Hospiz – das letzte Zuhause

Am Blumenplatz sind Sterbende nicht Patienten, sondern Gäste. Das erlebten auch zwei Krefelder Schwestern.

Krefeld. Es ist schwierig für die beiden Schwestern, wieder hier zu sein. Denn das Licht brennt erneut in dem ihnen vertrauten Zimmer - ein neuer Gast ist eingezogen. Zwei Wochen lang sind sie jeden Tag ins Krefelder Hospiz am Blumenplatz gegangen. Dann kam der Anruf: "Ihre Mutter ist gestorben."

Heute sind Alexandra Ender und Antonia Schmidt (Namen geändert) dankbar, dass sie sich für das Hospiz entschieden haben. Vorher darüber nachgedacht hatten sie nicht: "Den Gedanken ans Sterben schiebt man weg", sagt Ender.

Die Mutter, Ute Ender, hatte Brustkrebs. Sie wurde mit einer Chemotherapie behandelt, aber "es ging ihr ganz gut", sagt Schmidt. Dann hatte Ute Ender beim Sprechen Aussetzer. Die Diagnose: Metastasen im Hirn. Das war vor sechs Wochen.

Die Schwestern und der Lebensgefährte pflegten die Mutter zu Hause, bis es nicht mehr ging. "Wir sind an körperliche Grenzen gestoßen, und plötzlich merkst du, dass du der Mutter nicht mehr gerecht wirst, wie es zwei ausgebildete Krankenschwestern könnten", sagt Ender.

Vor zwei Wochen bekam die Mutter einen Platz im Hospiz. Dagegen wehrte sich Schmidt zuerst. Denn sie hatte ihrer Mutter versprochen: niemals ein Pflegeheim, niemals ein Krankenhaus.

Dann wurde es doch das Hospiz. Und Schmidt hatte Schuldgefühle. Denn Hospiz bedeutet das letzte Zuhause - die Akzeptanz des Todes, den die Schwestern lieber verdrängt hätten.

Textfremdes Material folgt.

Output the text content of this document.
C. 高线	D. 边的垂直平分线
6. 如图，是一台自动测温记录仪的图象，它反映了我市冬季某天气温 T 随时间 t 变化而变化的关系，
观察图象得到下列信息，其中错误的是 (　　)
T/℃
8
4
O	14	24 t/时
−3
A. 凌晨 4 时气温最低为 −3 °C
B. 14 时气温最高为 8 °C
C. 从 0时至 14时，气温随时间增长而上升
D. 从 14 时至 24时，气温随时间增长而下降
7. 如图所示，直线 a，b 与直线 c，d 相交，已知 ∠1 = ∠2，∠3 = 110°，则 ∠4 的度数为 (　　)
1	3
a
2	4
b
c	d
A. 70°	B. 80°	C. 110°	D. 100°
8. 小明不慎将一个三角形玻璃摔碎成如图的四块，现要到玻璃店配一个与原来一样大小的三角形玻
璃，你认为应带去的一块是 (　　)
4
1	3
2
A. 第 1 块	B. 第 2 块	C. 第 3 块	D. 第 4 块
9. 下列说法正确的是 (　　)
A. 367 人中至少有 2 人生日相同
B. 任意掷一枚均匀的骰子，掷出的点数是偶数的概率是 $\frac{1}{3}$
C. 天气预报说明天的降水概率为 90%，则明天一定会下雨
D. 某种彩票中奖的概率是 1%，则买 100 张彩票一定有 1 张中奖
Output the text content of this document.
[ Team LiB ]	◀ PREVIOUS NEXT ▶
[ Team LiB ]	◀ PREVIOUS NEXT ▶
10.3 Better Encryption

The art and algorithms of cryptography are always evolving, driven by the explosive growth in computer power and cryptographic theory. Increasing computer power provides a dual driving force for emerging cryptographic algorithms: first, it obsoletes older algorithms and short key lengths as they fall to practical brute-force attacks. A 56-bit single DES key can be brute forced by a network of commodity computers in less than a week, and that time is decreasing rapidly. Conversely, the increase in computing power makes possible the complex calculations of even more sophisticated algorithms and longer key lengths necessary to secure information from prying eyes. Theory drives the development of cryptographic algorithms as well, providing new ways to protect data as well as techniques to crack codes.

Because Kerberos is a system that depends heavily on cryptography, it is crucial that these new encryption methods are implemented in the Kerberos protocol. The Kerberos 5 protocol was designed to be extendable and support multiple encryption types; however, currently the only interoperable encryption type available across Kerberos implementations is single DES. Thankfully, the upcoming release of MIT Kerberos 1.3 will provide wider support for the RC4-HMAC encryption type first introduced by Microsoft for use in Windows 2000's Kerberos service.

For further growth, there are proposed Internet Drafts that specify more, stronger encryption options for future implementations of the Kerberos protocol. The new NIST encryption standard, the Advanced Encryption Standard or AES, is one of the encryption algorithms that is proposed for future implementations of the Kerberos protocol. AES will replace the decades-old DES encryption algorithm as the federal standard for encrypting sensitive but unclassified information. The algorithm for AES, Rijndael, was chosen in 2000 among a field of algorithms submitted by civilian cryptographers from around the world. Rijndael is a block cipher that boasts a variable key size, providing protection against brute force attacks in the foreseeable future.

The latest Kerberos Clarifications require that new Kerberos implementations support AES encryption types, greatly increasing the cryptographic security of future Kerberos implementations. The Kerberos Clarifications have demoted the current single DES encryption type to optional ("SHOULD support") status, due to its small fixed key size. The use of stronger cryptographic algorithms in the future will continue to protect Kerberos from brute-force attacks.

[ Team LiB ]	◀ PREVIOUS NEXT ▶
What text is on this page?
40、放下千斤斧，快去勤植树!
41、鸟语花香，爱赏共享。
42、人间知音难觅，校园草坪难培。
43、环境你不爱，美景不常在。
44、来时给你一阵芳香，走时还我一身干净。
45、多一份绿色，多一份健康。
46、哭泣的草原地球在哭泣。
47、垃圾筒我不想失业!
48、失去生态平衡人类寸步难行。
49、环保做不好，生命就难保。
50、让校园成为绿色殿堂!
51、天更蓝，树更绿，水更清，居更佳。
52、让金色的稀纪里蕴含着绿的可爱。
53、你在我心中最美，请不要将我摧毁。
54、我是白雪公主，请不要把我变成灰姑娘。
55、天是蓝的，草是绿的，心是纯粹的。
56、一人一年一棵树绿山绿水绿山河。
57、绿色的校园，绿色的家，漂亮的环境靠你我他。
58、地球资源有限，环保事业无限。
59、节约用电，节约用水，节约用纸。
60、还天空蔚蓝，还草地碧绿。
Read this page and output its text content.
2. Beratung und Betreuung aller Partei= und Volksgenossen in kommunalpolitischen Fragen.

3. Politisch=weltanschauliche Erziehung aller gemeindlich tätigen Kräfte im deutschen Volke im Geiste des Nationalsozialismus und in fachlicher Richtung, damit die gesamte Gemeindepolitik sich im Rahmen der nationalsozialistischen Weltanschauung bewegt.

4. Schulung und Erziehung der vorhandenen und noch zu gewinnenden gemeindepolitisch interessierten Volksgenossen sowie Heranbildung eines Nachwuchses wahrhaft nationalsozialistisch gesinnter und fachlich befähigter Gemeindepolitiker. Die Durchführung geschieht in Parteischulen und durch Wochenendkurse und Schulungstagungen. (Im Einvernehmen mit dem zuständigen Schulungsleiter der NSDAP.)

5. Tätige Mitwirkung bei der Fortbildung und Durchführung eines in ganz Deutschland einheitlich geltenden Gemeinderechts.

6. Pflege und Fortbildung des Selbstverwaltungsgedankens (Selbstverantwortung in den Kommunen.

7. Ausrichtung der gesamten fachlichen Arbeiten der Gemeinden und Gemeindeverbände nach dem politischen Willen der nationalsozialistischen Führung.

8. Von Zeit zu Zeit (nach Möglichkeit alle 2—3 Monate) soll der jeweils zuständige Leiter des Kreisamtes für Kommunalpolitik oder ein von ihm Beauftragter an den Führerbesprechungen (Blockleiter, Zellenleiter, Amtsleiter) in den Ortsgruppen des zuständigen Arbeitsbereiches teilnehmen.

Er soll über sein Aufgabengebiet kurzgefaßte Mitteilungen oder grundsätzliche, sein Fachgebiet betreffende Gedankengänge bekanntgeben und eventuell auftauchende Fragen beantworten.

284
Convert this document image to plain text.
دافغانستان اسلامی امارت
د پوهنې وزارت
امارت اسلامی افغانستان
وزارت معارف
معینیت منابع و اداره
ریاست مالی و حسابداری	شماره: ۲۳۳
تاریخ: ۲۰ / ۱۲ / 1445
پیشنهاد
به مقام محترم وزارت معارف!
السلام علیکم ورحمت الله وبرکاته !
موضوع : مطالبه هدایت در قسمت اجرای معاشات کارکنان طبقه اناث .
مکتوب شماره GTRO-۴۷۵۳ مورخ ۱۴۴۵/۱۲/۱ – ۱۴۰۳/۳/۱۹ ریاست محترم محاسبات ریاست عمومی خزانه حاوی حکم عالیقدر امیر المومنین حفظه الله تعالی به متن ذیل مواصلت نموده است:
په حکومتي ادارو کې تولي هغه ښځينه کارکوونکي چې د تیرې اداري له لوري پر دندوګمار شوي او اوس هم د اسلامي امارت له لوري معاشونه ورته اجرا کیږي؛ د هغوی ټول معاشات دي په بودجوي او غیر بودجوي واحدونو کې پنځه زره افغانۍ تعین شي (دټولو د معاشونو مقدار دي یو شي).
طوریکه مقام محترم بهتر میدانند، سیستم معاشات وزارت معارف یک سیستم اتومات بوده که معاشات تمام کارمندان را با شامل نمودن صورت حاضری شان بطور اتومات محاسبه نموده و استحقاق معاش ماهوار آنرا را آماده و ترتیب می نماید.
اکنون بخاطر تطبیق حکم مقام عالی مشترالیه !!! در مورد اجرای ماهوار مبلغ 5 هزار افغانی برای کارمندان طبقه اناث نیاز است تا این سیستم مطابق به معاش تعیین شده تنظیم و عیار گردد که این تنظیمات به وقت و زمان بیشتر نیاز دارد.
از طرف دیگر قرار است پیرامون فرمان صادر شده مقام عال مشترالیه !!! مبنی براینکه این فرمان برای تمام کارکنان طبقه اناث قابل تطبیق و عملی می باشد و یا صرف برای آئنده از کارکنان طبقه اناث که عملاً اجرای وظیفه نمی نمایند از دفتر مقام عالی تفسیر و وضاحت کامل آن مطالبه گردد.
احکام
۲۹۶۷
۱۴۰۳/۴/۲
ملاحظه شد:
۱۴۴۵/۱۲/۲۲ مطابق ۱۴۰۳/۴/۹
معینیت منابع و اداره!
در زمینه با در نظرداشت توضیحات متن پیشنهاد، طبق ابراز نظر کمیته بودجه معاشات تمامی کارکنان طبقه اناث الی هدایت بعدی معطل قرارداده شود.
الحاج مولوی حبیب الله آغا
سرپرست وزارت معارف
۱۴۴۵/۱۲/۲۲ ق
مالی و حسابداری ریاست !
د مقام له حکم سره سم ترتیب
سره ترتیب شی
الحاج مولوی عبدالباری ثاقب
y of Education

Die Mutter hatte die stationäre Betreuung nicht abgelehnt, zugestimmt hatte sie aber auch nicht: "Du machst das schon", war die Antwort der Mutter auf die Ankündigung, dass sie ein Zimmer bekäme. Die Tochter aber wollte die Absolution der Mutter.

Die bekam sie nicht, weil die Mutter nicht mehr sprechen konnte. Dafür bekam Schmidt aber das Gefühl, dass nicht nur ihre Mutter am Blumenplatz richtig aufgehoben war, sondern auch sie und ihre Schwester.

Wann immer sie Fragen hatten, konnten sie sich an die Pflegekräfte wenden. Sie erklärten, dass es Teil der Krankheit sei, dass die Mutter nicht mehr spreche und esse. Und dass viele Sterbende wie die Mutter in der finalen Phase unruhig seien.

Ender: "Ich weiß, dass das Hospiz die richtige Entscheidung war." Denn als sie nicht mehr für die Pflege der Mutter zuständig waren, konnten sie die Zeit richtig nutzen. Mit der Mutter reden. Oder einfach nur die Hand halten. Für die Schwestern ist das Hospiz ein Gästehaus. Denn sie hatten immer das Gefühl, als Gäste willkommen zu sein.

Natürlich sind Ender und Schmidt traurig, können den Tod der Mutter nicht begreifen. Aber sie sind auch erleichtert. Erleichtert darüber, dass ihre Mutter im Schlaf hinübergehen konnte, wie sie es sich gewünscht hatte. Und dass sie ein letztes Zuhause gefunden hatte, in dem sie liebevoll aufgenommen worden war.